Diagram of the Timing of a Transit – (courtesy of Quasar Publishing)
Of course, unless the observers in different parts of the world knew their positions accurately they could not determine the distance between each other. Most of the advanced seafaring powers and their respective scientific societies equipped and commissioned Transit expeditions to all corners of the globe. This is where our recent history and the event of the Transit
Venus black drop effect
intersect. For the Transit of 1769 the English Navy purchased a coal carrying ship called the Earl of Pembroke , and joined with the Royal Society in commissioning a Research survey to Tahiti and the South Pacific. As it was nominally a Naval vessel it could only be commanded by a ranking Naval officer so James Cook, chosen for his navigational skills and his surveying prowess,
was duly promoted to Lieutenant and commissioned to observe the Transit of Venus from Tahiti on June 3, 1769. As the Commander of the ship he was entitled to be called Captain. From Tahiti Cook was to continue to New Zealand to observe a Transit of Mercury on 9 November and map the North and South islands while there. Here he was to open his sealed orders that instructed him to continue west where he discovered and mapped the east coast of Australia. On this first tour of duty Cook navigated with the use of accurate Moon and star charts supplied by the Royal Observatory at Greenwich, using a sextant to calculate angles and lunar distance. On his second voyage of discovery in 1771 he had the benefit of a replica of Harrison’s famous
chronometer to calculate his longitude, but no Transit to time on this occasion. This chronometer cost £400 or approximately £59,000 in today’s currency.
When all the timing, positional, and angular measures were calculated the results from the earlier Transit of 1761 and those of 1769 gave a figure for the Earth/Sun distance that only varied from our modern measure by about 3%. Inaccuracies crept in because of poor seeing, poor timing, poor calculation of locations, and an anomalous effect of the Transit known as the Black Drop that made it difficult to see the exact second the planet entered or exited the disc of the Sun.

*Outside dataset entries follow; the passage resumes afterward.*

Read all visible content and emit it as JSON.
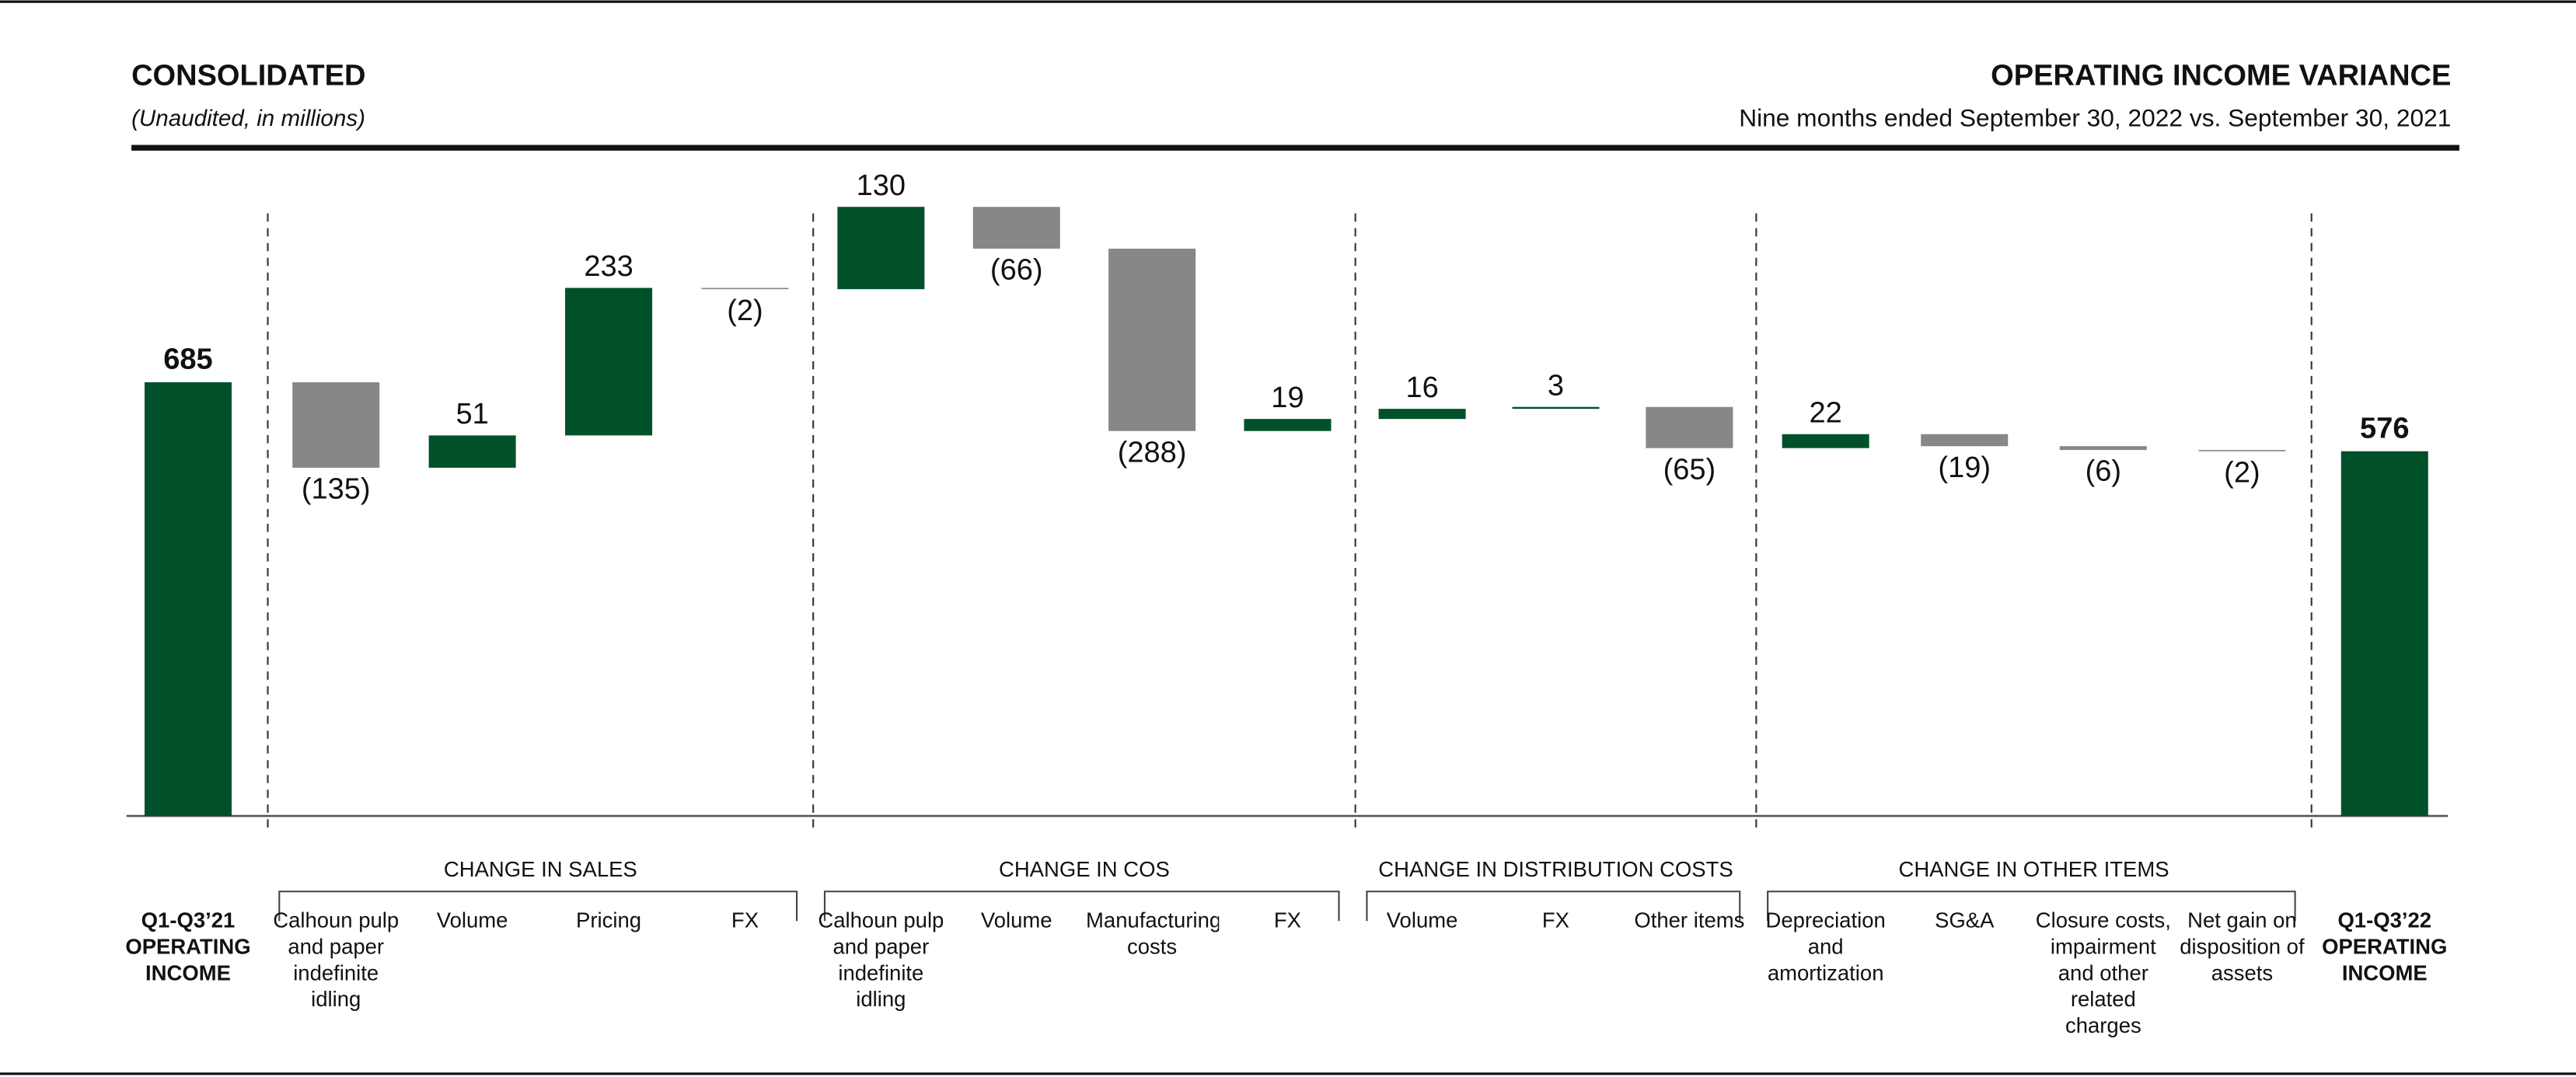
{
  "chart_data": {
    "type": "waterfall",
    "header": "CONSOLIDATED",
    "note": "(Unaudited, in millions)",
    "title": "OPERATING INCOME VARIANCE",
    "subtitle": "Nine months ended September 30, 2022 vs. September 30, 2021",
    "start": {
      "label": "Q1-Q3’21 OPERATING INCOME",
      "value": 685
    },
    "end": {
      "label": "Q1-Q3’22 OPERATING INCOME",
      "value": 576
    },
    "groups": [
      {
        "name": "CHANGE IN SALES",
        "categories": [
          "Calhoun pulp and paper indefinite idling",
          "Volume",
          "Pricing",
          "FX"
        ],
        "values": [
          -135,
          51,
          233,
          -2
        ],
        "value_labels": [
          "(135)",
          "51",
          "233",
          "(2)"
        ]
      },
      {
        "name": "CHANGE IN COS",
        "categories": [
          "Calhoun pulp and paper indefinite idling",
          "Volume",
          "Manufacturing costs",
          "FX"
        ],
        "values": [
          130,
          -66,
          -288,
          19
        ],
        "value_labels": [
          "130",
          "(66)",
          "(288)",
          "19"
        ]
      },
      {
        "name": "CHANGE IN DISTRIBUTION COSTS",
        "categories": [
          "Volume",
          "FX",
          "Other items"
        ],
        "values": [
          16,
          3,
          -65
        ],
        "value_labels": [
          "16",
          "3",
          "(65)"
        ]
      },
      {
        "name": "CHANGE IN OTHER ITEMS",
        "categories": [
          "Depreciation and amortization",
          "SG&A",
          "Closure costs, impairment and other related charges",
          "Net gain on disposition of assets"
        ],
        "values": [
          22,
          -19,
          -6,
          -2
        ],
        "value_labels": [
          "22",
          "(19)",
          "(6)",
          "(2)"
        ]
      }
    ],
    "total_color": "#00502a",
    "positive_color": "#00502a",
    "negative_color": "#878787",
    "ylim": [
      0,
      1000
    ]
  }
}
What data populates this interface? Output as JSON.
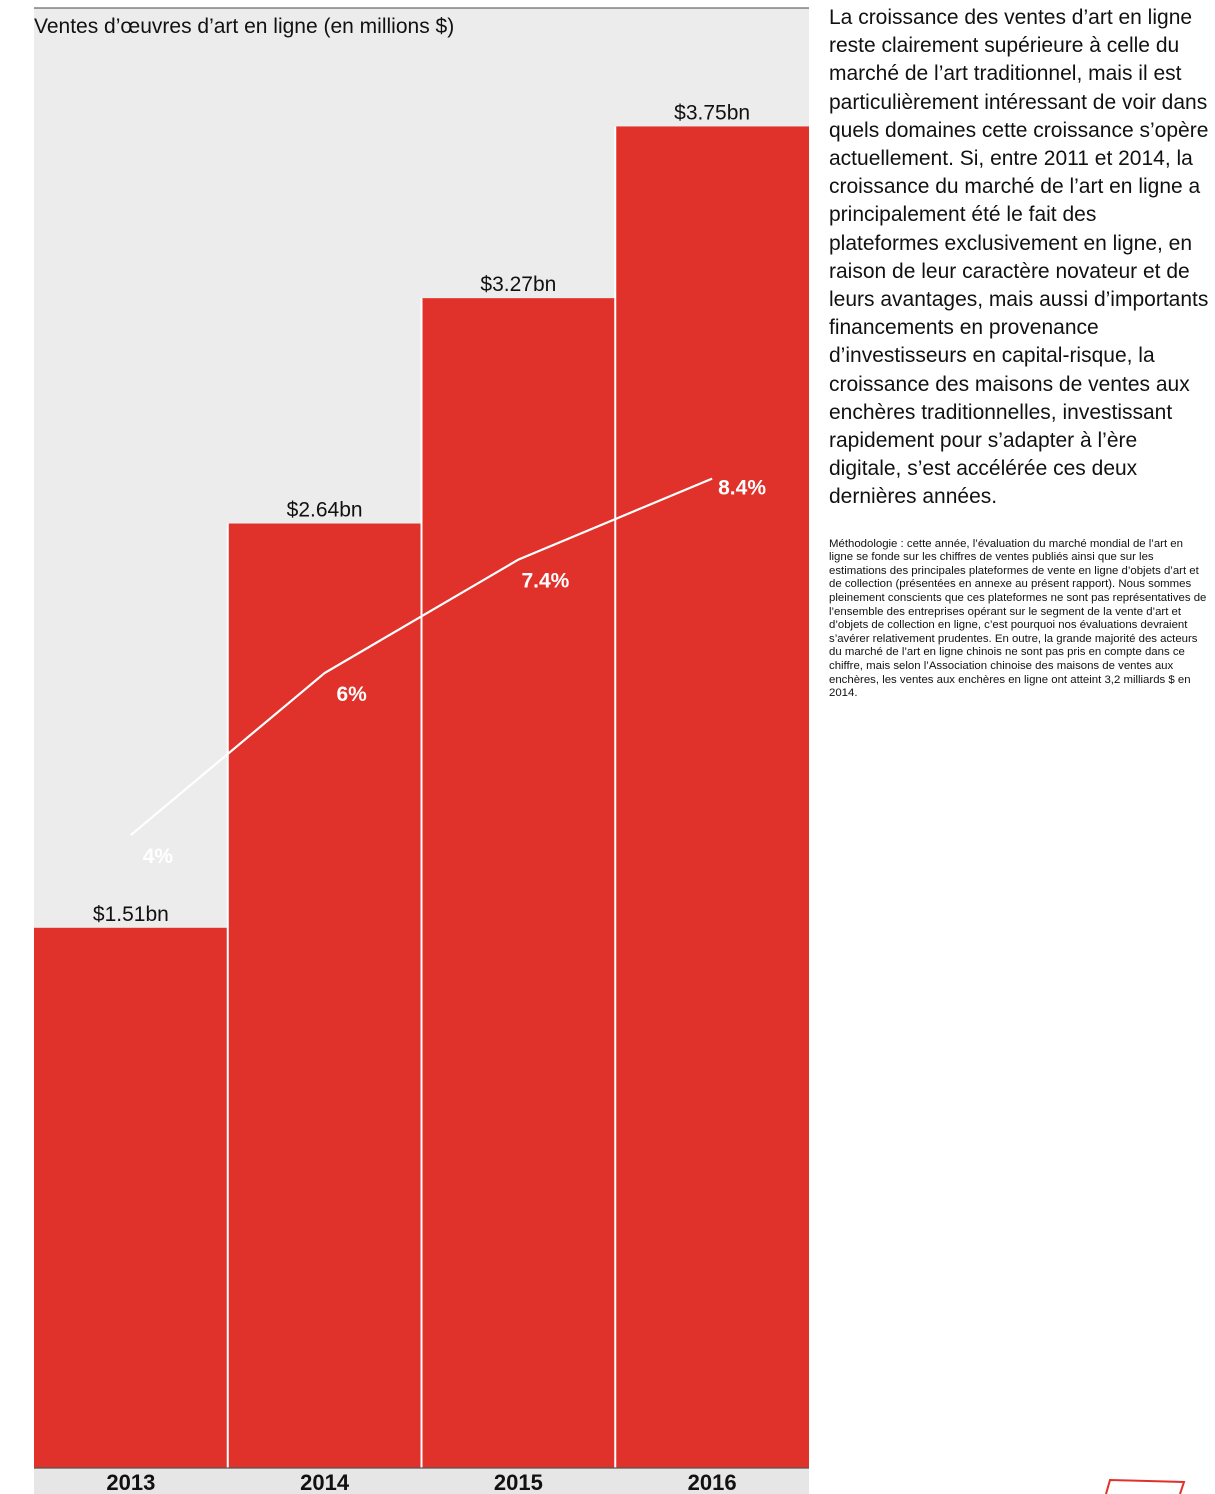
{
  "chart_data": {
    "type": "bar",
    "title": "Ventes d’œuvres d’art en ligne (en millions $)",
    "categories": [
      "2013",
      "2014",
      "2015",
      "2016"
    ],
    "series": [
      {
        "values": [
          1.51,
          2.64,
          3.27,
          3.75
        ],
        "value_labels": [
          "$1.51bn",
          "$2.64bn",
          "$3.27bn",
          "$3.75bn"
        ],
        "color": "#e0312a"
      },
      {
        "type": "line",
        "values": [
          4,
          6,
          7.4,
          8.4
        ],
        "value_labels": [
          "4%",
          "6%",
          "7.4%",
          "8.4%"
        ],
        "color": "#ffffff"
      }
    ],
    "ylim": [
      0,
      4.0
    ],
    "grid": false,
    "colors": {
      "bar": "#e0312a",
      "background": "#ececec",
      "line": "#ffffff"
    }
  },
  "text": {
    "lede": "La croissance des ventes d’art en ligne reste clairement supérieure à celle du marché de l’art traditionnel, mais il est particulièrement intéressant de voir dans quels domaines cette croissance s’opère actuellement. Si, entre 2011 et 2014, la croissance du marché de l’art en ligne a principalement été le fait des plateformes exclusivement en ligne, en raison de leur caractère novateur et de leurs avantages, mais aussi d’importants financements en provenance d’investisseurs en capital-risque, la croissance des maisons de ventes aux enchères traditionnelles, investissant rapidement pour s’adapter à l’ère digitale, s’est accélérée ces deux dernières années.",
    "methodology": "Méthodologie : cette année, l’évaluation du marché mondial de l’art en ligne se fonde sur les chiffres de ventes publiés ainsi que sur les estimations des principales plateformes de vente en ligne d’objets d’art et de collection (présentées en annexe au présent rapport). Nous sommes pleinement conscients que ces plateformes ne sont pas représentatives de l’ensemble des entreprises opérant sur le segment de la vente d’art et d’objets de collection en ligne, c’est pourquoi nos évaluations devraient s’avérer relativement prudentes. En outre, la grande majorité des acteurs du marché de l’art en ligne chinois ne sont pas pris en compte dans ce chiffre, mais selon l’Association chinoise des maisons de ventes aux enchères, les ventes aux enchères en ligne ont atteint 3,2 milliards $ en 2014."
  },
  "decor": {
    "corner_icon": "red-outline-shape-icon"
  }
}
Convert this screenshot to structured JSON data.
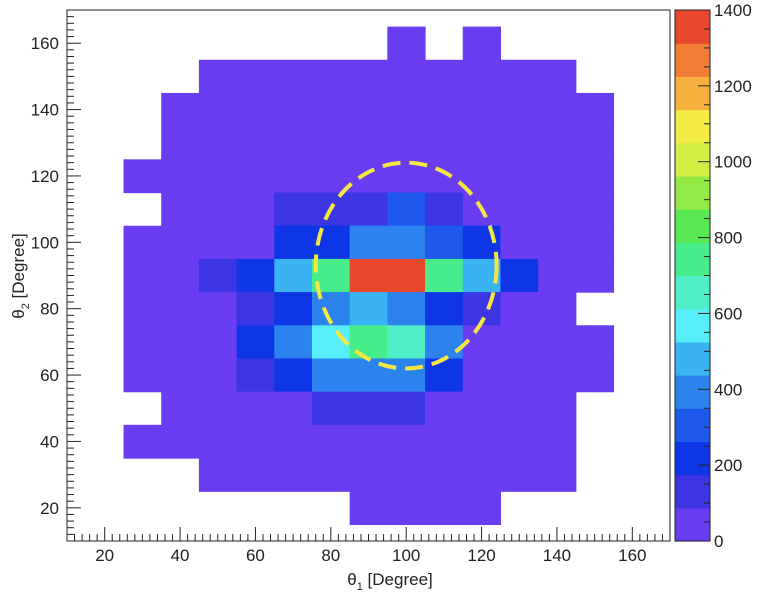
{
  "chart_data": {
    "type": "heatmap",
    "title": "",
    "xlabel": {
      "base": "θ",
      "sub": "1",
      "rest": " [Degree]"
    },
    "ylabel": {
      "base": "θ",
      "sub": "2",
      "rest": " [Degree]"
    },
    "xlim": [
      10,
      170
    ],
    "ylim": [
      10,
      170
    ],
    "x_ticks": [
      20,
      40,
      60,
      80,
      100,
      120,
      140,
      160
    ],
    "y_ticks": [
      20,
      40,
      60,
      80,
      100,
      120,
      140,
      160
    ],
    "bin_width": 10,
    "x_bins": [
      30,
      40,
      50,
      60,
      70,
      80,
      90,
      100,
      110,
      120,
      130,
      140,
      150,
      160
    ],
    "y_bins": [
      160,
      150,
      140,
      130,
      120,
      110,
      100,
      90,
      80,
      70,
      60,
      50,
      40,
      30,
      20
    ],
    "values": [
      [
        null,
        null,
        null,
        null,
        null,
        null,
        null,
        10,
        null,
        10,
        null,
        null,
        null,
        null
      ],
      [
        null,
        null,
        10,
        10,
        10,
        10,
        10,
        10,
        10,
        10,
        10,
        10,
        null,
        null
      ],
      [
        null,
        10,
        10,
        10,
        10,
        10,
        10,
        10,
        10,
        10,
        10,
        10,
        10,
        null
      ],
      [
        null,
        10,
        10,
        10,
        10,
        10,
        80,
        80,
        10,
        10,
        10,
        10,
        10,
        null
      ],
      [
        10,
        10,
        10,
        10,
        10,
        10,
        10,
        10,
        10,
        10,
        10,
        10,
        10,
        null
      ],
      [
        null,
        10,
        10,
        10,
        100,
        160,
        160,
        280,
        160,
        80,
        10,
        10,
        10,
        null
      ],
      [
        10,
        10,
        10,
        80,
        180,
        200,
        420,
        420,
        300,
        180,
        10,
        10,
        10,
        null
      ],
      [
        10,
        10,
        150,
        200,
        520,
        750,
        1350,
        1350,
        780,
        470,
        200,
        80,
        10,
        null
      ],
      [
        10,
        10,
        10,
        100,
        180,
        350,
        520,
        350,
        200,
        100,
        10,
        10,
        null,
        null
      ],
      [
        10,
        10,
        10,
        180,
        400,
        600,
        700,
        620,
        380,
        80,
        10,
        10,
        10,
        null
      ],
      [
        10,
        10,
        10,
        130,
        180,
        360,
        380,
        420,
        200,
        80,
        10,
        10,
        10,
        null
      ],
      [
        null,
        10,
        10,
        80,
        80,
        130,
        130,
        130,
        80,
        10,
        10,
        10,
        null,
        null
      ],
      [
        10,
        10,
        10,
        10,
        10,
        10,
        10,
        80,
        10,
        10,
        10,
        10,
        null,
        null
      ],
      [
        null,
        null,
        10,
        10,
        10,
        10,
        10,
        10,
        10,
        10,
        10,
        10,
        null,
        null
      ],
      [
        null,
        null,
        null,
        null,
        null,
        null,
        10,
        10,
        10,
        10,
        null,
        null,
        null,
        null
      ]
    ],
    "annotations": [
      {
        "type": "circle",
        "style": "dashed",
        "color": "#f5e642",
        "center": [
          100,
          93
        ],
        "radius_x": 24,
        "radius_y": 31
      }
    ],
    "colorbar": {
      "min": 0,
      "max": 1400,
      "ticks": [
        0,
        200,
        400,
        600,
        800,
        1000,
        1200,
        1400
      ],
      "colors": [
        "#6a3cf2",
        "#3b35e4",
        "#0f36e6",
        "#1f59ec",
        "#2d83ee",
        "#39b3f2",
        "#55eef9",
        "#4ff0c9",
        "#47ec8b",
        "#57e853",
        "#93ea45",
        "#d4ed42",
        "#f3ec45",
        "#f6b03d",
        "#f27d35",
        "#e9472d"
      ]
    },
    "grid": false
  }
}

Around a century later in 1874 and 1882, the research was conducted primarily with the new technique of photography but was again slightly marred by the discovery that Venus had an atmosphere which generated further inaccuracies in timings.
So, is the event rare? It certainly is! Is it an immense and wondrous spectacle? Perhaps only when you consider the implications. Does it have a profound effect on mankind? The event itself, perhaps not, but the observation generated an enormous tide of activity in the affairs of men. It pressured advances in technology, navigation, timekeeping, measurement and the science of Astronomy. Is it personally significant? To us, who will not see another, it may be. If you have an inkling of the history it must affect you. Personally, it is one of many aspects of the Universe above our Earth that astonish and compel me.